Switchgrass, far left and ready to be flattened by snow, is positioned
 right where warm air comes out of the new vents

Sunday, December 6, 2015

The best among bad choices?

This is the time of year when small gray-brown winter moths (Operophtera brumata) congregate on windows and storm doors at night, sometimes fluttering into the house. These nonnative insects have staged a major infestation in Massachusetts since 2001, and they have me in a dilemma.

Male winter moths hanging out on a window

    Starting around Thanksgiving, the moths mate, and the females lay their eggs on trunks and major branches of trees. They particularly like maples, oaks, crabapples, and blueberries. Those are some of the key species in my yard. The larvae, tiny caterpillars, hatch in spring, wiggle into buds, and eat young leaves. 


    Weakened by losing a large proportion of their leaves to the caterpillars’ depredations, the trees may die because they lack the energy to put out a new crop of foliage. I can see this happening to street trees in the neighborhood. Some have died; many are very stressed.

This birch lost many leaves to winter moth caterpillars

    I’ve been having my trees sprayed with a (somewhat) natural product called spinosad that kills winter moth caterpillars when they’re eating leaves in spring. I do it to save the trees, but I don’t feel good about it. Spinosad kills by its action on the caterpillar’s nervous system.

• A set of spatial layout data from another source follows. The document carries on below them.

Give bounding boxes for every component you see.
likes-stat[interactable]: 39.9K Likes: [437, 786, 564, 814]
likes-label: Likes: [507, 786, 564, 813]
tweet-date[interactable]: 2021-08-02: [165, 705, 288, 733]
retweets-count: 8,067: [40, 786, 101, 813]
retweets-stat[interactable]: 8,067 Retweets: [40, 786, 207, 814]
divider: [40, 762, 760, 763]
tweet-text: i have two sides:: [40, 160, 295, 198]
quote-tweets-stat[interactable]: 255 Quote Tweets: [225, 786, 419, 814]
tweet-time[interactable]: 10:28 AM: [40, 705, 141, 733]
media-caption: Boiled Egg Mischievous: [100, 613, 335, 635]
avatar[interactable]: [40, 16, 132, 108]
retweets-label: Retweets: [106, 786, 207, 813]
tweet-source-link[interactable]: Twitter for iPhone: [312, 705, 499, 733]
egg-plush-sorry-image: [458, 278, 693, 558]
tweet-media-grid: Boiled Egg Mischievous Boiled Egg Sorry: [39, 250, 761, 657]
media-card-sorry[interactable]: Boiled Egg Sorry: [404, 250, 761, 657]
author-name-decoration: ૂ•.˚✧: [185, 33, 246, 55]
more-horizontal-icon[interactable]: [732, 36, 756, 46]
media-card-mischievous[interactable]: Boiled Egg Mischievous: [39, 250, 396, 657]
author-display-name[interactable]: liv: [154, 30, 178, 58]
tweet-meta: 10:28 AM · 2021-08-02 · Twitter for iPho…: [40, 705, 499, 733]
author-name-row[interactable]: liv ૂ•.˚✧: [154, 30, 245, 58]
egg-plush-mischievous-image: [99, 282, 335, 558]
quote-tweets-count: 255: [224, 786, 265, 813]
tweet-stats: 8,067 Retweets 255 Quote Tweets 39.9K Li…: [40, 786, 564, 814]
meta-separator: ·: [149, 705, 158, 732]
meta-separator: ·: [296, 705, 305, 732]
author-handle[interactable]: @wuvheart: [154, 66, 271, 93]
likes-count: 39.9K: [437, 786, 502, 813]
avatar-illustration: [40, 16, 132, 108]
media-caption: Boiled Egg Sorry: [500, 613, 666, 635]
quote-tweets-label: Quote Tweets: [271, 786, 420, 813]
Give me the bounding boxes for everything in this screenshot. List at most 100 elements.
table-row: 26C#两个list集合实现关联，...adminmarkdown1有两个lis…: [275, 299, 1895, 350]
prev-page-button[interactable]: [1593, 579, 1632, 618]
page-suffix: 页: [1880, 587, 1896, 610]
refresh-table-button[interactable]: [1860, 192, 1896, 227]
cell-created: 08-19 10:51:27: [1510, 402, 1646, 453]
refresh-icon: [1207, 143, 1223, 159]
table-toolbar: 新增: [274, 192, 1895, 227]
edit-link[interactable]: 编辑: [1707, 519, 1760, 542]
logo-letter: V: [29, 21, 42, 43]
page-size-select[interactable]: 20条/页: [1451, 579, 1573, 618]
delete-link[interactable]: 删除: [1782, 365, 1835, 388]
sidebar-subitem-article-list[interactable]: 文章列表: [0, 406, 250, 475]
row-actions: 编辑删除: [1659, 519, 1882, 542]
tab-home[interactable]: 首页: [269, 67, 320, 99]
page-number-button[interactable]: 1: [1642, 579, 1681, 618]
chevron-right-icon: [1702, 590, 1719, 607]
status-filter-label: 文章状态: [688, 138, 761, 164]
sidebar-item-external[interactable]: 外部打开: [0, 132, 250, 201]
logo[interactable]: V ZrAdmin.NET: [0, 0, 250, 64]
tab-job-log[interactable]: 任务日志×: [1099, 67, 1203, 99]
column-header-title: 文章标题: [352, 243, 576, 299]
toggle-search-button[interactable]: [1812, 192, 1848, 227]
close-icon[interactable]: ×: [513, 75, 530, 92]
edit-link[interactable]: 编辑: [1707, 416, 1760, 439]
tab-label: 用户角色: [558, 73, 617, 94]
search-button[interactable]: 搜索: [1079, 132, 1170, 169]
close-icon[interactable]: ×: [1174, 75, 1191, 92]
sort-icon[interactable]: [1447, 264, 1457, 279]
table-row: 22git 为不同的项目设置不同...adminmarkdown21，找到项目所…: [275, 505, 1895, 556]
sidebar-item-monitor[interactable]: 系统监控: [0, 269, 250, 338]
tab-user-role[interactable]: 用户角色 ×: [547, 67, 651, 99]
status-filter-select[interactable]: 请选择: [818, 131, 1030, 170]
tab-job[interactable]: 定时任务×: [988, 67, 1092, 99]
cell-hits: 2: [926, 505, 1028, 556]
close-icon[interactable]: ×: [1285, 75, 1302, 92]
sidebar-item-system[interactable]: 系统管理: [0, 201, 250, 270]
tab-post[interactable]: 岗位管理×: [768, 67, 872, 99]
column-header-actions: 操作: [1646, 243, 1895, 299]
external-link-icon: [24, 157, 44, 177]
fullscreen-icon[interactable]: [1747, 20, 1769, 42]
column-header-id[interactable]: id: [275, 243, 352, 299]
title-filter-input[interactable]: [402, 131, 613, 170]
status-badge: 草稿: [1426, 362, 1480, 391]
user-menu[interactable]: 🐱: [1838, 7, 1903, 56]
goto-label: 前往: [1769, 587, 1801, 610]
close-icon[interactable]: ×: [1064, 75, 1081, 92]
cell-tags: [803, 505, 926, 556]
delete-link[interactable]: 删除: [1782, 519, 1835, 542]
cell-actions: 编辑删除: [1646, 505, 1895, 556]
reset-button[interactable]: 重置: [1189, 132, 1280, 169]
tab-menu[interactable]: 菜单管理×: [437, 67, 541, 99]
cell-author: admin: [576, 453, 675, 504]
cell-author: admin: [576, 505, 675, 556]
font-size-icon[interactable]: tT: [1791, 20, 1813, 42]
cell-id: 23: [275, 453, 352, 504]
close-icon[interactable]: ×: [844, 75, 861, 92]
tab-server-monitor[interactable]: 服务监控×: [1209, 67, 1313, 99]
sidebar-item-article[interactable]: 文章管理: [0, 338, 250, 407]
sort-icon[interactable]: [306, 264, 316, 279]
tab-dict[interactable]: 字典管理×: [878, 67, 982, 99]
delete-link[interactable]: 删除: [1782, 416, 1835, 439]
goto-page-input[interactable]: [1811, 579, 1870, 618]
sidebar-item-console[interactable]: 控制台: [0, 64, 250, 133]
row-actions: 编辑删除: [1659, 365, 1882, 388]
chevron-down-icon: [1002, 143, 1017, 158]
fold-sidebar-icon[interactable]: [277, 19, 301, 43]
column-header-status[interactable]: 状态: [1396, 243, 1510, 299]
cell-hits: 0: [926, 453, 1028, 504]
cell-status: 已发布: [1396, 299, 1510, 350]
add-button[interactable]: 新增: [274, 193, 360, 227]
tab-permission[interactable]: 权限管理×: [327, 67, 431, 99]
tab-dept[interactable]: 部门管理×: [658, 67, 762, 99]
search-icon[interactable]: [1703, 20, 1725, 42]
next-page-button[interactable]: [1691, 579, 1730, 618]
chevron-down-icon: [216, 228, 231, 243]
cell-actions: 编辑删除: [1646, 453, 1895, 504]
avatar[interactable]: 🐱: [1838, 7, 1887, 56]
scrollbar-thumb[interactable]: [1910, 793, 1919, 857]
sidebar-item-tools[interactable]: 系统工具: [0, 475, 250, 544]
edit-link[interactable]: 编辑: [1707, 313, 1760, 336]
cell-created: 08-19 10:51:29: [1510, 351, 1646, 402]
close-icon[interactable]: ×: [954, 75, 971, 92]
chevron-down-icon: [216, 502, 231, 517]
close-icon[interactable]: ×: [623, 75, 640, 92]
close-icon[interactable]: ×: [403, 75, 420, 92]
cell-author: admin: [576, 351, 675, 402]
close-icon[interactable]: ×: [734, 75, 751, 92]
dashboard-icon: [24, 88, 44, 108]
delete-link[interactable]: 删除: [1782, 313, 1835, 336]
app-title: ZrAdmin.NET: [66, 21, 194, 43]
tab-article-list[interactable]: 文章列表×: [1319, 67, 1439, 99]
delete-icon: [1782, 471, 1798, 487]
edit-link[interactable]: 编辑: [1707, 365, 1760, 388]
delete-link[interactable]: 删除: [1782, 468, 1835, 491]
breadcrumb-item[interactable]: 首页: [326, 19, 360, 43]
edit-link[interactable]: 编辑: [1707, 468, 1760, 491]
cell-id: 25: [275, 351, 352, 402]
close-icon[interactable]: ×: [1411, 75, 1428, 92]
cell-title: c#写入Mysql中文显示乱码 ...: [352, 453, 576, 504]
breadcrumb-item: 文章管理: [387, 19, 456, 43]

It’s extracted from the bacterium Saccharopolyspora spinosa, which is fermented to derive the active ingredient. 


    Spinosad has low toxicity for mammals and birds and spares many insect predators and parasitoids that we count on to control leaf-eaters. The problem is that it kills not only winter moth larvae but other insects too. I was alarmed to learn that it can kill honeybees if it’s applied while they’re active, as when flowering trees are blooming in spring and bees are foraging. Once the spinosad dries, it becomes less dangerous to bees. 


I don't want to kill bees by spraying spinosad

    So which choice is correct, to spray or not to spray? I’m torn between wanting to save trees I love--losing the hundred-year-old oak near the house would be particularly sad—and recognizing that by spraying spinosad, I’m altering the balance of insects in my yard and killing off some natives participants in the local food web. I could let the winter moth caterpillars do their worst and see which plants survived, but so far I haven’t had the heart for such an austere approach. 


I'd hate to lose this red oak

    In the next few years, biological control may let me off the hook. Winter moth originated in Europe. Because it didn’t evolve here, it has no native predators. A team led by UMass scientist Joseph Elkinton has spent a decade releasing a predator of winter moth in New England.    


     The silver bullet is a European parasitic fly, Cyzenis albicans, which controlled winter moth outbreaks in Nova Scotia and the Pacific Northwest. The flies eat winter moth caterpillars when they pupate in the soil. They’re specialists, so they don’t affect other species. Their population is expanding. 


<b>Cyzenis</b>.<b>albicans</b>.-.lindsey.jpg
Cyzenis albicans

    I like the idea of getting rid of winter moths without chemicals. I wonder, though, about unforeseen risks of introducing nonnative insects to kill the nonnative insects we’ve already introduced accidentally.